La maison sur la colline – Mardi 23 septembre 2008
Billy berçait Cristal qui hurlait de faim. Il hésitait à lui donner un biberon. Isabelle allait revenir, il en était certain. James était devenu fou en constatant la disparition de sa fille. Billy l’avait rassuré : aucune pulsation dans la magie. La sorcellerie était à l’œuvre. Isabelle avait sûrement utilisé un téléporteur.
Billy avait cherché et de fait, il avait trouvé. James s’était proposé de le toucher pour rejoindre Isabelle. Billy l’en avait dissuadé. En effet, le téléporteur décidait de la destination en fonction de l’utilisateur. Une magie merveilleuse et très bien pensée, à n’en pas douter. James avait serré les dents de rage en apprenant que le dessin amenait simplement l’utilisateur vers son bien-aimé. James se serait retrouvé sous terre, près du cadavre d’Elizabeth s’il l’avait touché.
Billy trouva Isabelle très maline. En réalisant ce dessin, elle cachait merveilleusement bien sa destination aux deux hommes. Billy était gêné. Qui pouvait bien être son amoureux ? Probablement un sorcier, en conclut le maître des morts. Elle avait passé plus de trois ans dans une école de sorcellerie. Il y avait sûrement eu rapprochement.
- Isabelle ! s’exclama James.
Billy soupira d’aise. Elle revenait enfin. Il donna Cristal à sa mère qui la mit immédiatement au sein, visiblement avec soulagement.
- Où étais-tu ? s’écria James.
- Cela ne te regarde pas, cingla Isabelle. Je suis une adulte, papa. J’ai le droit d’aller où je veux.
- J’ai eu terriblement peur pour toi ! s’insurgea James. Je t’ai crue…
- Tout va bien, indiqua Isabelle mais le regard de James sur elle fut accusateur. Je te dis que ça va. Lâche-moi un peu.
James ouvrit la bouche pour crier. Billy secoua la tête vers lui. James comprit le message. Il serra les dents de rage puis s’éloigna, acceptant de laisser son ami gérer.
- C’est difficile pour lui. Essaye de le comprendre, murmura Billy en se plaçant près d’elle.
- Ça ne l’est pas pour moi ? répliqua Isabelle. J’ai besoin d’un peu d’air. J’ai ma vie à vivre.
- Il a cru que Bern t’avait reprise. Préviens-nous la prochaine fois.
- Si je vous avais prévenus, vous ne m’auriez pas laissée partir ou bien vous auriez essayé de me suivre.
Billy ne put contrer ses arguments.
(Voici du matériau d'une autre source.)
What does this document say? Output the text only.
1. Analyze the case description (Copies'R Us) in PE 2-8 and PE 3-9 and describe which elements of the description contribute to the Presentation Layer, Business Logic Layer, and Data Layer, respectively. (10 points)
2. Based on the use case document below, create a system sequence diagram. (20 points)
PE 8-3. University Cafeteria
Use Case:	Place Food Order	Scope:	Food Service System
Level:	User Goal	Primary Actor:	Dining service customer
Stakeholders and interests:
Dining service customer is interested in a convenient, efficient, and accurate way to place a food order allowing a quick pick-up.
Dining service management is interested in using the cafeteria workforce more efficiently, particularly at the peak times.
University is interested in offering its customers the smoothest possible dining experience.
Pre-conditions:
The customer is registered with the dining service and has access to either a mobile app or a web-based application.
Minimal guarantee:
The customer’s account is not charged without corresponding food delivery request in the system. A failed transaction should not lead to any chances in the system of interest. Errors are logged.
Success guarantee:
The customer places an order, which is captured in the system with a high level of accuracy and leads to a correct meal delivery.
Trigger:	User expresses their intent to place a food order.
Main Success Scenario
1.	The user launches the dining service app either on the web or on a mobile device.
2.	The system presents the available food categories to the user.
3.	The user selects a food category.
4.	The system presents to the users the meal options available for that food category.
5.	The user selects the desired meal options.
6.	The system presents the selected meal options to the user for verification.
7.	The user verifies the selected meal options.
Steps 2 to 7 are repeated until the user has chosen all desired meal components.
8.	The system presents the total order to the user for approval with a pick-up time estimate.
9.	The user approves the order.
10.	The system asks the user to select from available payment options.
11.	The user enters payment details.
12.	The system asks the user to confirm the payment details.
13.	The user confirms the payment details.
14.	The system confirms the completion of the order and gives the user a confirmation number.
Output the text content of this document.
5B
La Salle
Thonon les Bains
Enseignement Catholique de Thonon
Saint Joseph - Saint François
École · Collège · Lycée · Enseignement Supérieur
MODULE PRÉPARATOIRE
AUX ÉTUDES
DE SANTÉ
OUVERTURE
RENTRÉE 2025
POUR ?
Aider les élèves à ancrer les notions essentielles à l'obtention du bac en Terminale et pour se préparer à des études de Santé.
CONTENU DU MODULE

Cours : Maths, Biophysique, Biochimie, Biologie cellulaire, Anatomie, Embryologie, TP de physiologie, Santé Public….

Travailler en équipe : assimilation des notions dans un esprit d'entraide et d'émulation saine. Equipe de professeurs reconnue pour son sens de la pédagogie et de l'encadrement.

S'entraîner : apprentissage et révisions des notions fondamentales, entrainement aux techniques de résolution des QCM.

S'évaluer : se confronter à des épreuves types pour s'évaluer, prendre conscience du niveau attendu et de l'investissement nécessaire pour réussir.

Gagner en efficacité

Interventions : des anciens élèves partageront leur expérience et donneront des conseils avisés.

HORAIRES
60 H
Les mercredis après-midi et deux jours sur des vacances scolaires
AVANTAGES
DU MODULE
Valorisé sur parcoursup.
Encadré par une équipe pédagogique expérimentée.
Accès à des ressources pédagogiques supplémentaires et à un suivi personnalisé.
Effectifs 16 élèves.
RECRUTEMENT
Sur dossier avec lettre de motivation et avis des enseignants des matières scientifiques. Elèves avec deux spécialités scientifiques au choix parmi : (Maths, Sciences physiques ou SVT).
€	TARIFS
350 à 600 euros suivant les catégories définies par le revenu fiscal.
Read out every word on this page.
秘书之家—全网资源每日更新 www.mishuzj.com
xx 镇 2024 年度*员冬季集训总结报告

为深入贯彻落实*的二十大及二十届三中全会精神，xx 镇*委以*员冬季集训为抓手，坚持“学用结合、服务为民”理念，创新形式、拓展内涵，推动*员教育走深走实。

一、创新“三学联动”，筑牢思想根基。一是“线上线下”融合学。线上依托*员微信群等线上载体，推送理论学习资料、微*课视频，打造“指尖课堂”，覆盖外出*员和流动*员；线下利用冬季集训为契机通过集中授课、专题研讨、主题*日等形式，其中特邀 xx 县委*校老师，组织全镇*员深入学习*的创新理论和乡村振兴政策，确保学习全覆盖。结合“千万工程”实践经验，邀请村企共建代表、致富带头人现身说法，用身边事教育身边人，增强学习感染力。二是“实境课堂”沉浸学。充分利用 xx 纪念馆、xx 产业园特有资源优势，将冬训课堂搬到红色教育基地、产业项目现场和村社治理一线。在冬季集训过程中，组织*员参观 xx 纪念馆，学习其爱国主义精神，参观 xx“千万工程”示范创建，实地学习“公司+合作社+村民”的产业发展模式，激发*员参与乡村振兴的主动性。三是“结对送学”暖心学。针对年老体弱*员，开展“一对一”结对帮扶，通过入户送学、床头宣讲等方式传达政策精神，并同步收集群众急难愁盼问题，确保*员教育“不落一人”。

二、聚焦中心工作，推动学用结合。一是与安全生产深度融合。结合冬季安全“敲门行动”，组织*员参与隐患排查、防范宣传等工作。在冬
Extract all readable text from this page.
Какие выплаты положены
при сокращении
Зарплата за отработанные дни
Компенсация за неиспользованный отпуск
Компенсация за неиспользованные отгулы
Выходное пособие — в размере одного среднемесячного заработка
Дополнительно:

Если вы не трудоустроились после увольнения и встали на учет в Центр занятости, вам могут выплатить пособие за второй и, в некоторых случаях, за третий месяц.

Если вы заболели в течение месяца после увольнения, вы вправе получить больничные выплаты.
Isabelle avait raison.
- Je sais que tu rejoins quelqu’un qui compte pour toi.
Isabelle lui lança un regard noir.
- Je ne suis pas doué en symbologie mais j’ai des notions quand même, précisa Billy.
Isabelle sourit.
- Tu as déjà beaucoup souffert, Isabelle. Plus que de raison. Les peines de cœur sont les pires.
- Il ne me fera jamais de mal, répondit la jeune femme.
- L’amour rend aveugle. Méfie-toi, Isabelle. Je serais ravi que tu sois heureuse. Je te supplie juste d’être prudente.
Il sentit qu’Isabelle l’avait entendu. Il avait fait passer son message. Cela lui suffisait. Il avait confiance en la jeune femme.
- Combler ton cœur est important mais que cela ne t’empêche pas de t’entraîner. Tu ne leurreras pas Bern indéfiniment, prévint Billy.
- Je compte bien m’entraîner avec mon copain, ne t’inquiète pas. J’ai commencé par donner mais je compte bien recevoir. Il acceptera, sans aucun doute. Nous irons au fin fond de la forêt histoire d’être sûrs de ne croiser personne. Ne t’inquiète pas, mon oncle, mon entraînement avec lui est ce qui m’apportera le plus pour me défendre un jour face aux guides de la lumière.
Billy plissa les paupières. Mais qui rejoignait-elle ? Billy parvint à convaincre James de laisser sa fille partir. Isabelle cessa ainsi de disparaître sans prévenir. James dut admettre que la maîtrise de la magie de sa fille augmentait considérablement lorsqu’elle revenait de chez cet inconnu. Il accepta bon gré mal gré, ronchonnant tout de même, comme tout père perdant sa fille contre un autre homme.